Here are a few ways you’re missing out on existing client or potential client work:
Your website. Specifically, your Contact page. My contact page used to look just like this — links to my Twitter and LinkedIn pages, maybe an email contact form, and if I was feeling brave, a phone number. How expected. Now, I have a section that invites potential clients to tell me their dreams: what project would you like to finish? How can I help?
Also, don’t forget to look your website over with a critical eye. If you can’t see beyond what you think has been a great design for the last five years, ask for feedback from your support community. What type of client are you trying to attract? Does your image reflect what they’d like to see/expect to see?
Contacts who aren’t clients. The first time you convert a contact into a client, you don’t have to be told again to look where your relationships already exist. You have interview sources, Twitter followers, company contacts, LinkedIn forum connections, etc. If you’ve had meaningful interactions with them, go on. Ask how you might help them or someone they know. It’s a great way to remind them of your skills beyond those they know already. (I’m reminded of a conversation with a long-time colleague where he said “I had no idea you did marketing copy!” Imagine the referral juice/project work I’d lost as a result.)

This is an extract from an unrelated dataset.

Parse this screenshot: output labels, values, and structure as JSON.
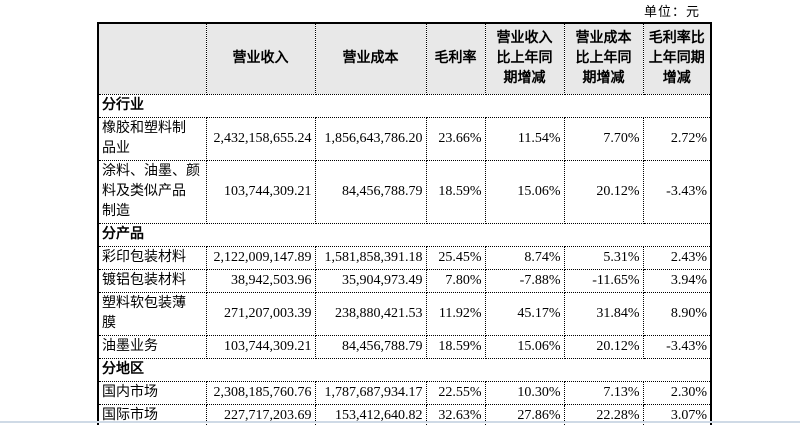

Products/services people are asking for. So you’ve entertained the “Gee, I wish this existed” conversations with contacts and clients. If it’s within your skill set, create it. If it isn’t, what would it take for you to learn it and create what’s needed? Every person’s wish list is your opportunity to meet a need. Listen for the cues.
Article follow-ups/spin-offs. Wouldn’t it be great to go back to that editor who loved your article on the National Flood Insurance Program and see if he wants a follow-up look at the topic? Well, I did and he did. The result — two sales from one idea. I’ve done it a number of times, and it’s not cheating if your editor wants to revisit the same topic. Plus, you have contacts already and the review is contained in your original piece.
The same goes for spin-off topics. You can spin off your own idea into a related one for a different publication, or you could locate that unanswered question in someone else’s article and pitch a story that answers that question.
Writers, in what unexpected places do you find freelance opportunities?